Have been quite busy of late finishing off half completed ‘stuff’. A couple of weekends ago I took some time out - away from the computer. Saturday I attended a book launch at the Glasgow Women’s Library. Arriving in the square outside Bridgeton train station, I was surprised to see it decorated with Union Flags and red, white and blue pennants. It wasn’t until I saw people wearing orange t-shirts/scarfs and young children carrying small Union flags that the penny dropped. It was July 1st - the beginning of the ‘Marching Season’! I’ll save my comments on sectarian provocation for the forum!
The GWL is only a few minutes’ walk from the station. There’s always a friendly welcome, with tea, coffee (served in a variety of china cups and saucers) and biscuits available on a donation basis.
I was early so I looked for the shelf holding the wooden cube which the Leven Litts Writers had dedicated to the memory of their friend - the Peace campaigner, Margaret Harrison. I held it for a while, reading the dedication.
A lady then came to say the book launch was about to start in the Community Room upstairs. More refreshments available. Eighteen people - a good turn-out for 2 pm on a Saturday afternoon - assembled to hear AC Clarke explain her inspiration behind her new book, ‘A Troublesome Woman’ which was the ‘Book of Margery Kempe’. The book, dictated c.1430s, is considered by some to be the first autobiography in English. As might be expected A C Clarke’s talk was fluent, knowledgeable and amusing whilst maintaining a relaxed rapport with the audience. The talk included poems by AC Clarke responding to specific parts of the text in the Margery Kempe book. Overall an excellent presentation - as always. Even the noise of the drumming of the Orangemen didn’t faze her!
On leaving the GWL I took the train over to Partick, walking from the station (more orangry about!) to the Thornwood Roundabout to the St Louis Bar and Restaurant for an early evening meal.
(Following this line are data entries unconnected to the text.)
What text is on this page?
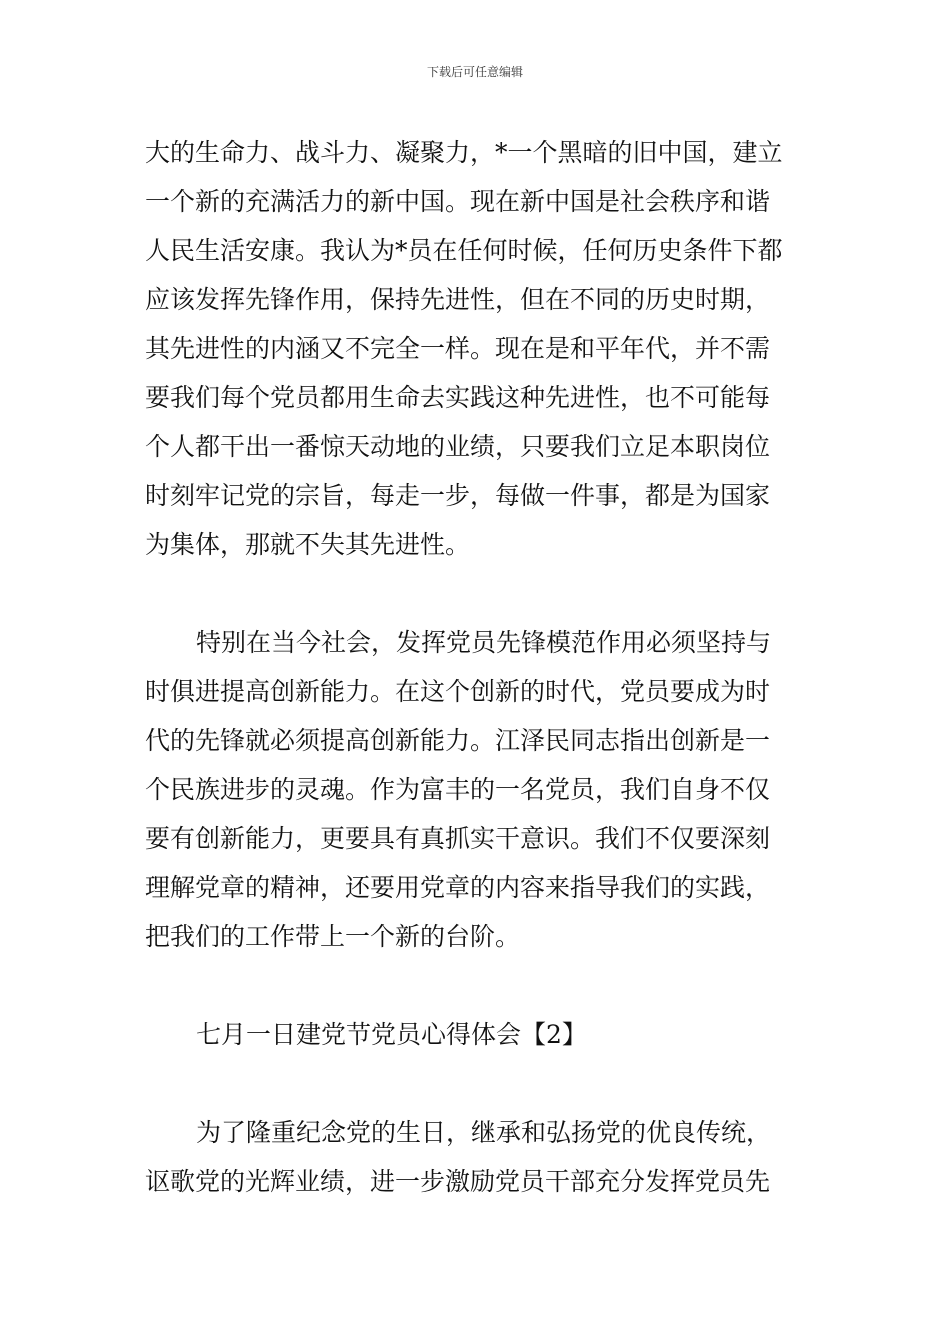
下载后可任意编辑
大的生命力、战斗力、凝聚力，*一个黑暗的旧中国，建立
一个新的充满活力的新中国。现在新中国是社会秩序和谐
人民生活安康。我认为*员在任何时候，任何历史条件下都
应该发挥先锋作用，保持先进性，但在不同的历史时期，
其先进性的内涵又不完全一样。现在是和平年代，并不需
要我们每个党员都用生命去实践这种先进性，也不可能每
个人都干出一番惊天动地的业绩，只要我们立足本职岗位
时刻牢记党的宗旨，每走一步，每做一件事，都是为国家
为集体，那就不失其先进性。
特别在当今社会，发挥党员先锋模范作用必须坚持与
时俱进提高创新能力。在这个创新的时代，党员要成为时
代的先锋就必须提高创新能力。江泽民同志指出创新是一
个民族进步的灵魂。作为富丰的一名党员，我们自身不仅
要有创新能力，更要具有真抓实干意识。我们不仅要深刻
理解党章的精神，还要用党章的内容来指导我们的实践，
把我们的工作带上一个新的台阶。
七月一日建党节党员心得体会【2】
为了隆重纪念党的生日，继承和弘扬党的优良传统，
讴歌党的光辉业绩，进一步激励党员干部充分发挥党员先
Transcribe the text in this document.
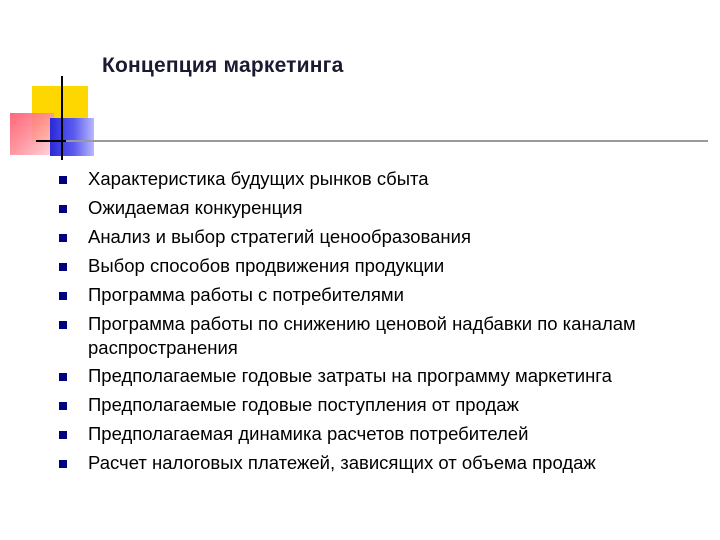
Концепция маркетинга
Характеристика будущих рынков сбыта
Ожидаемая конкуренция
Анализ и выбор стратегий ценообразования
Выбор способов продвижения продукции
Программа работы с потребителями
Программа работы по снижению ценовой надбавки по каналам распространения
Предполагаемые годовые затраты на программу маркетинга
Предполагаемые годовые поступления от продаж
Предполагаемая динамика расчетов потребителей
Расчет налоговых платежей, зависящих от объема продаж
I discovered this bar a few months ago and have eaten there several times since. Would recommend giving it a try. The menu is quite extensive and reasonably priced. I have always enjoyed my tasty, well presented choices, and find the staff friendly and accommodating to people such as myself with ‘special requirements’ in respect of eating habits. I asked Ryan, one of the young barmen/waiters, what he liked best about working there. His reply was that he enjoyed being part of the community.
It’s an interesting place with a disparate collection of tables and chairs, offering a more relaxed atmosphere than the uniformity of many ‘chain’ bars and restaurants. It is obviously a popular place with an eclectic mix of clientele and many regulars including babies, toddlers and dogs - all well behaved during my visits so no complaints there. There is live music most nights and a jamming session once a month.
Hope to be more regular in my contributions but the road to hell etc
PS Some people may object to the use of scarfs as opposed to scarves as the plural of scarf. I have deliberately used the less common form to make a point to a friend of mine! She knows who she is!